The rally came just a day after the nation commemorated the one-year anniversary of the Hamas terrorist attack on southern Israel that killed 1200 Israelis and saw 250 more taken as hostages to Gaza.
Israel responded with an offensive in Gaza that has killed about 42,000 Palestinians, according to reports.
Tuesday’s protest was in solidarity with the Palestinians and Lebanese, with outrage expressed against the Federal Government for not taking stronger action against Israel.
The Federal Government has repeatedly condemned both the Hamas attack and the Israeli response.
Protesters came from various parts of the country on Tuesday, but mostly from Canberra and NSW.

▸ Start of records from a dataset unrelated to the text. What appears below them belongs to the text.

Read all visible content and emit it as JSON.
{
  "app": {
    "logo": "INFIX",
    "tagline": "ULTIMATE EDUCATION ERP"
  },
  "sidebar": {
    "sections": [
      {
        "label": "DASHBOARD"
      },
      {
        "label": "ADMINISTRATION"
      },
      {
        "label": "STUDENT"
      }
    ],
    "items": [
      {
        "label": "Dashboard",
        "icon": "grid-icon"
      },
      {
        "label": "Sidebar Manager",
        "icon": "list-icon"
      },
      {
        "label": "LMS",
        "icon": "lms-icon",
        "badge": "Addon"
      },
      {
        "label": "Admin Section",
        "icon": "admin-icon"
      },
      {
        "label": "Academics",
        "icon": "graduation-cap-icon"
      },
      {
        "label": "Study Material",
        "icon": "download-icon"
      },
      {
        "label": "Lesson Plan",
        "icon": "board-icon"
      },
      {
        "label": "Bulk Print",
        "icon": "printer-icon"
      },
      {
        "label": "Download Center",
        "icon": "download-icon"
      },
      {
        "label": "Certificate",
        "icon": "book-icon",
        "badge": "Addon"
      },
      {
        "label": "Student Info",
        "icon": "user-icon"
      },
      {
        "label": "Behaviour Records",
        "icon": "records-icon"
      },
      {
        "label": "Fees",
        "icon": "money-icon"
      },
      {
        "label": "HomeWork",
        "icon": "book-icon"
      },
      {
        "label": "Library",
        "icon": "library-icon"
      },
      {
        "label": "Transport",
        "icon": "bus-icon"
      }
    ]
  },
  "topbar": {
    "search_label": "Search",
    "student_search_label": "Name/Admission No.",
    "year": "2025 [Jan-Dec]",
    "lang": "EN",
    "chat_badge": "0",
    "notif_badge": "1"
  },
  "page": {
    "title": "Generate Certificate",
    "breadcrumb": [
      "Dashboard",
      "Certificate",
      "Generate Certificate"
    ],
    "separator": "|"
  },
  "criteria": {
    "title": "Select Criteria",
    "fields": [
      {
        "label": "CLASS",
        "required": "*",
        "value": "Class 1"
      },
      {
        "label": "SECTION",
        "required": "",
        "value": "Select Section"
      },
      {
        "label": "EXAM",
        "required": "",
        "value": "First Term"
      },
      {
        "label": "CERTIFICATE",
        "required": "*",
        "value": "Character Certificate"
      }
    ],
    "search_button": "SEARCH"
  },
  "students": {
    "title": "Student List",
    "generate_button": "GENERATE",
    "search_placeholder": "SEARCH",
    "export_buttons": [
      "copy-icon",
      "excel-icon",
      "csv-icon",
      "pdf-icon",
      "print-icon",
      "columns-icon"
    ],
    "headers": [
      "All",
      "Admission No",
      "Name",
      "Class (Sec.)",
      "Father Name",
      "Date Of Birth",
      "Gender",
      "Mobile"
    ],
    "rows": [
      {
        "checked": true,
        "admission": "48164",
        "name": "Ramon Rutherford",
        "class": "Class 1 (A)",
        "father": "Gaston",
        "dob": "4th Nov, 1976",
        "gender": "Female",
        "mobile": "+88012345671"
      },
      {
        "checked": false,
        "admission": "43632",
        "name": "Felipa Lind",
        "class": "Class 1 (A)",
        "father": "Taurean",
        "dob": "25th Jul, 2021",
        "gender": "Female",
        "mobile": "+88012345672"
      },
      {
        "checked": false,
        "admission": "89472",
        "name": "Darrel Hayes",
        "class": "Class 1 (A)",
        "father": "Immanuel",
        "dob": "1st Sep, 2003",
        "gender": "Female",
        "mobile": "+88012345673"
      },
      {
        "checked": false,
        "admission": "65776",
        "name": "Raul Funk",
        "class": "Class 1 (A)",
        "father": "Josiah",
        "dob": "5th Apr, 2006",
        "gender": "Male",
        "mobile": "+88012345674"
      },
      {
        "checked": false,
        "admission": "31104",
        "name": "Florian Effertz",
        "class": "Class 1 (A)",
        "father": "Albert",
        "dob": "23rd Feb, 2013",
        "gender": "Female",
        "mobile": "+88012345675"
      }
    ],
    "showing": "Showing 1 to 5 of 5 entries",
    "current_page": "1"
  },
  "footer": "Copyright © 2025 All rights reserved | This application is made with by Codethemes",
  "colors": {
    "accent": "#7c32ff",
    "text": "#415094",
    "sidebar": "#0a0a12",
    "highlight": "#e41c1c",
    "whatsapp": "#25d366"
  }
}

It included the Wollongong Friends of Palestine, who helped shut down the Illawarra Bisalloy Steel’s Unanderra factory for 24 hours last month over claims it produces steel used in vehicles and arms Australia sells to Israel.
All of the protesters demanded Australia stop its support of the Israeli military.
Greens Senator David Shoebridge said the Federal Government was complicit in the violence.
“We’ve seen countless images of violence and destruction and death to the people in the region of Israel and Gaza, Lebanon,” he told the rally.
“What I think is driving millions and millions of Australians to demand our government cease its complicity in the violence in the Middle East is this connection, this people-to-people connection we see around the world.”
Indigenous leaders and academics addressing the crowd agreed with the sentiment.
Ngunnawal, Ngambri, and Wiradjuri woman Leah House said Indigenous Australians stood with Palestinians because 230 years of colonisation gave Australia’s First Nations people common ground with them.
“Australia’s complicity and support for another settler colony should not be at all surprising,” she said
Inside Parliament, Anthony Albanese delivered a speech to mark the anniversary of the Hamas attack and again called for an Israeli ceasefire and a return of Israeli hostages.
“As we mourn and reflect, we also reaffirm a fundamental principle of our shared humanity: every innocent life matters,” the Prime Minister said.
“Every Israeli. Every Palestinian. Every Lebanese. Every single innocent life. It is the terrorists who close their eyes to that powerful, simple truth.
“Terrorists don’t care if children in Israel or children in Gaza live or die. We do.
“Terrorists have no interest in a true and enduring peace in the Middle East. We do.
“The number of civilians who have lost their lives over the past year is a tragedy of horrific proportions.
“An estimated 40,000 Palestinians have been killed. The humanitarian situation in Gaza is devastating.
“Our government has consistently and repeatedly called for a ceasefire, for the release of all hostages, and for the protection of all civilians.
“We remain committed to a two-state solution as the path to an enduring peace. Two states – Israel and Palestine – living peacefully side by side, with prosperity and security for their people.
“There can be no possibility of a just future without that.
“A year on from October 7, Israelis and people across the world are mourning those who were robbed of their lives and futures, and waiting anxiously for news of the hostages who remain in captivity.
“Palestinian people are mourning the lives taken from them in the continuing aftermath. So much has been lost, so many loved ones buried.
“We join all of them in their grief. We will continue to call for de-escalation in the violence and conflict in the region.
“We repeat our call for a ceasefire in Gaza. We repeat our call for the release of all hostages.”